As a presidential candidate, Huckabee has sought to counteract his reputation as a taxer by pressing for replacement of the income tax with a sales tax. More recently he signed the no-tax-increase pledge of Americans for Tax Reform. But Huckabee simply does not fit within normal boundaries of economic conservatism, such as when he criticized President Bush's veto of a Democratic expansion of the State Children's Health Insurance Program. Calling global warming a "moral issue" mandating "a biblical duty" to prevent climate change, he has endorsed a cap-and-trade system that is anathema to the free market.

Huckabee clearly departs from the mainstream of the conservative movement in his confusion of "growth" with "greed." Such ad hominem attacks are part of his intuitive response to criticism from the Club for Growth and the libertarian Cato Institute about his record as governor. On "Fox News Sunday" on Nov. 18, he called the "tactics" of the Club for Growth "some of the most despicable in politics today. It's why I love to call them the Club for Greed, because they won't tell you who gave their money." In fact, all contributors to the organization's political action committee (which produces campaign ads) are publicly revealed, as are most donors financing issue ads.

Quin Hillyer, a former Arkansas journalist writing in the conservative American Spectator, called Huckabee "a guy with a thin skin, a nasty vindictive streak." Huckabee's retort was to attack Hillyer's journalistic procedures, fitting a mean-spirited image when he responds to conservative criticism.

Nevertheless, he is getting remarkably warm reviews in the news media as the most humorous, entertaining and interesting GOP presidential hopeful. Contrary to descriptions by old associates, he is now called "jovial" or "good-natured." Any Republican who does not sound much like a Republican is bound to get friendly press, as Sen. John McCain did in 2000 (but not today, with his return to acting more like a conventional Republican).

An uncompromising foe of abortion can never enjoy full media backing.
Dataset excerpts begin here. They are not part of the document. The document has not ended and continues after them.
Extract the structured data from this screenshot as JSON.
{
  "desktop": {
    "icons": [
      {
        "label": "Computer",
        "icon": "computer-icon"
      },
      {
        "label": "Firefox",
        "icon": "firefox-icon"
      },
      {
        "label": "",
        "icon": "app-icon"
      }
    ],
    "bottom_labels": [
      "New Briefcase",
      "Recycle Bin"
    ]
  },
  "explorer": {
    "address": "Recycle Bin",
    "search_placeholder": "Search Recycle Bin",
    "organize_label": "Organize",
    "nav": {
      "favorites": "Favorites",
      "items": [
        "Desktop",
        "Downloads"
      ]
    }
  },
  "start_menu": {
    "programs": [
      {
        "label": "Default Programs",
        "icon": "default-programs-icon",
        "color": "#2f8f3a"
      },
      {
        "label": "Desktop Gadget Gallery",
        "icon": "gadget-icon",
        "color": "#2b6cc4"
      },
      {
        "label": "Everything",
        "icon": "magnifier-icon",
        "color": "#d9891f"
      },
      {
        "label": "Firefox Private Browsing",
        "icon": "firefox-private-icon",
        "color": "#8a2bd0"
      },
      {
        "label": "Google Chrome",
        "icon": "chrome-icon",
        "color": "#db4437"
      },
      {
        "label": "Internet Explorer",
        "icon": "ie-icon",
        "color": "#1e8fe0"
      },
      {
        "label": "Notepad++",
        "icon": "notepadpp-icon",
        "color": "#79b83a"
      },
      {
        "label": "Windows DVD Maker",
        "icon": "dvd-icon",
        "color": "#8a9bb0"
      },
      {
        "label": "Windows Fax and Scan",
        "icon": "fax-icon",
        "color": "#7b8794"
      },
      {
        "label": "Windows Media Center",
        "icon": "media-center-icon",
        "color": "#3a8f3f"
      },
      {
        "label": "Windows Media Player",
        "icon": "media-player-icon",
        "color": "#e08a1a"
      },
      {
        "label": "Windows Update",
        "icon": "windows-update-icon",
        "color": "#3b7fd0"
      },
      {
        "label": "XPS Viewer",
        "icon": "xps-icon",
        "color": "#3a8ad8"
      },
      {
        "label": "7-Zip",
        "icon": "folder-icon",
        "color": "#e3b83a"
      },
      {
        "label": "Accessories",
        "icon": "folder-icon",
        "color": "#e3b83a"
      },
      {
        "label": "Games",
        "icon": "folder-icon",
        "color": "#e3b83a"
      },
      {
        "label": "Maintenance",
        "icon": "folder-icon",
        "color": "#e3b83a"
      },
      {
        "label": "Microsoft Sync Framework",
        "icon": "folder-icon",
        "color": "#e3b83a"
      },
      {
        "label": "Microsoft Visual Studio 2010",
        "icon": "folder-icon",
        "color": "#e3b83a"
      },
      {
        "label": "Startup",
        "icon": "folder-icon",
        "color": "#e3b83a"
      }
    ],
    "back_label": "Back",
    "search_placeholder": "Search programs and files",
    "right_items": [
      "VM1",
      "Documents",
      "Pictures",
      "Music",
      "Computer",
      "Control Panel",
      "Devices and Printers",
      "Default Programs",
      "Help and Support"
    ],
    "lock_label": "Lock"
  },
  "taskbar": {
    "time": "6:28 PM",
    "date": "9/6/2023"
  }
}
But Mike Huckabee is getting enough favorable buzz that, when combined with his evangelical base, it makes real conservatives shudder.


Not only is Huckabee not a true political conservative he is not even a true religious conservative. In his work in the Southern Baptist Church he consistently favored the "moderate" (translation: apostate) faction.

Even Huckabee's attempt to shed his image as a tax-raiser by embracing the Fair Tax movement is worthless. Since the scrapping of the IRS in favor of a national sales tax has zero chance of being enacted without decades of groundwork being laid first his support of that measure is simply a way to pay lip service to tax cutting without doing anything meaningful to actually cut taxes.